La relación entre los medios de comunicación
y la sociedad se ha caracterizado por tener un
sentido vertical y unidireccional, es decir que
en el proceso de comunicación los medios
son propiedad de una clase social dominante, la
cual establece, a partir de sus propios intereses
económicos, políticos o ideológicos,
los temas prioritarios de discusión pública.
Como consecuencia de ello la sociedad tiende a
discutir lo que los medios proponen, aún
si estos temas no se corresponden con los intereses
de las comunidades.
Es
así como la sociedad hasta el momento
ha asumido un rol pasivo, sin mecanismos para
participar en la toma de decisiones sobre la
orientación que deben tener los contenidos
comunicacionales.
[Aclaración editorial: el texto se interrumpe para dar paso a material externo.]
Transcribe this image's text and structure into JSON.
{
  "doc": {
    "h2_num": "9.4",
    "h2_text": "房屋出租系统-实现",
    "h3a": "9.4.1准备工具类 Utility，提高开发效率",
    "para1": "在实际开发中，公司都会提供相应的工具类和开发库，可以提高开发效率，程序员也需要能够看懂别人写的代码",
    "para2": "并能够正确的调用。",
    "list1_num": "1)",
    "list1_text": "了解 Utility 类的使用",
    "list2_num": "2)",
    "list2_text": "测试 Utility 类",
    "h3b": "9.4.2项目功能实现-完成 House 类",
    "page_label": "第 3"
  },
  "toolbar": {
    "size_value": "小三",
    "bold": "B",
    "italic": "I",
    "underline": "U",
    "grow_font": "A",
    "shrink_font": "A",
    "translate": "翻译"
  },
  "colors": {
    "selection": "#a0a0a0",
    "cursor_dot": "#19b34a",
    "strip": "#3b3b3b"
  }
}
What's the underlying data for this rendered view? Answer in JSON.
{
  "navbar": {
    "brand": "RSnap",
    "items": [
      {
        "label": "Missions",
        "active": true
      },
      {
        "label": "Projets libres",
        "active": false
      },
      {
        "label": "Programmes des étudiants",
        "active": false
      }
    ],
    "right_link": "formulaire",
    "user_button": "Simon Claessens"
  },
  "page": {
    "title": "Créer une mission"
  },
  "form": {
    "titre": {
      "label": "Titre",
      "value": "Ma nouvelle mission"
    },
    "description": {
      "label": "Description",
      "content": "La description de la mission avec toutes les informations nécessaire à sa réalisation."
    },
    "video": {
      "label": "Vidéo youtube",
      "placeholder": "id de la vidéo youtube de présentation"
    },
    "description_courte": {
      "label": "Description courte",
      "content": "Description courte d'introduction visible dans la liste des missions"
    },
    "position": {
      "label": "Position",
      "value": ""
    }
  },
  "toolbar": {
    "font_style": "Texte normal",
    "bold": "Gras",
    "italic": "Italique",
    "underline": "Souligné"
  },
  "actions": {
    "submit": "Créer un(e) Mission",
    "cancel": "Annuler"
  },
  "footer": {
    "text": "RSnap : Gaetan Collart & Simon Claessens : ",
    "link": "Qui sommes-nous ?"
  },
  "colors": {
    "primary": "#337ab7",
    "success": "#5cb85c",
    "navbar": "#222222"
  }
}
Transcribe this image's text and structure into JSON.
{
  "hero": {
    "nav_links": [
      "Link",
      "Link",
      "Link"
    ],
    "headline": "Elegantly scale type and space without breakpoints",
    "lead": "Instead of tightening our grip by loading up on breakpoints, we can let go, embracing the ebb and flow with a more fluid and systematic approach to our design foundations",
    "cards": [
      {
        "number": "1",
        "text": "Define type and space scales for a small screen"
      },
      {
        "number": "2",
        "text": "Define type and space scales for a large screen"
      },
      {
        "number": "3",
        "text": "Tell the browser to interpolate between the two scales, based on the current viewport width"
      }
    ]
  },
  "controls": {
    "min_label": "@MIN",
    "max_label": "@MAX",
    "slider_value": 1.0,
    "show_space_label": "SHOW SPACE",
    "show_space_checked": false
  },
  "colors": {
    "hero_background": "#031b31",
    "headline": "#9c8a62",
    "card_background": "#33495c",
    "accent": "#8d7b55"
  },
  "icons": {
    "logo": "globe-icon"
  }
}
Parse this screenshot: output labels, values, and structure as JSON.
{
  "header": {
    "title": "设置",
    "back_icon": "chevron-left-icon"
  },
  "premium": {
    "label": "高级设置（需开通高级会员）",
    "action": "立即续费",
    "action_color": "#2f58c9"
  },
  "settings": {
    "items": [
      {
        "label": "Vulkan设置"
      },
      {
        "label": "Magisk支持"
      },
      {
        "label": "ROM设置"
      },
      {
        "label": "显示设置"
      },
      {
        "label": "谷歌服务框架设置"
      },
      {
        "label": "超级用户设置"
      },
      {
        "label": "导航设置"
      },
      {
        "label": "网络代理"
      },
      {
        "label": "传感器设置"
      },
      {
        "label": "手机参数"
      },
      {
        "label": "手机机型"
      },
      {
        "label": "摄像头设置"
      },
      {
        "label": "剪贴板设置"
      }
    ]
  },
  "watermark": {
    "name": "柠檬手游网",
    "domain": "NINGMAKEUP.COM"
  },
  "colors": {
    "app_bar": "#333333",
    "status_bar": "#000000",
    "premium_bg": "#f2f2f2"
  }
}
Ante esta situación
la actual Constitución representa un
marco jurídico que legaliza una nueva
estructura de poder, en donde el poder gubernamental
y el popular se unen en un modelo horizontal
de democracia participativa, protagónica
y plural, bajo el principio de corresponsabilidad.
De este modo se promueve la inclusión
de los sectores populares en la gestión
de los asuntos públicos.
Artículos
como el 62 de la Carta Magna representan una
plataforma ideológica que les permite
a las comunidades reconocerse como actores y
no espectadores en la construcción de
su propia realidad, de tal manera que éstas
asumen que tienen el poder de intervenir en
la gestión pública.
Ahora
bien, para que esta participación sea
más efectiva debe hacerse de manera organizada
y consciente, es por ello que en el caso concreto
de los medios de comunicación, se estimula
a través de la Ley de Responsabilidad
Social en Radio y Televisión, la organización
de los usuarios y usuarias de los servicios
de radio y televisión para defender sus
derechos comunicacionales y de esta manera lograr
la democratización de los mismos.
Entendiendo
la importancia de la radio y la televisión
en la formación de individuos, su impacto
en materia social, cultural, educativa y política,
y comprendiendo que estos servicios son parte
fundamental de una sociedad democrática,
la Ley de Responsabilidad Social en Radio y
Televisión busca regular el ejercicio
de estos servicios garantizando el equilibrio
entre los Derechos Humanos, los deberes y los
intereses de todos los involucrados en el proceso
de comunicación.
La
Ley de Responsabilidad social en Radio y Televisión
se ajusta a los preceptos
establecidos en la Constitución de la
República Bolivariana de Venezuela y
a los compromisos y obligaciones asumidos en
los Tratados Internacionales de Derechos Humanos.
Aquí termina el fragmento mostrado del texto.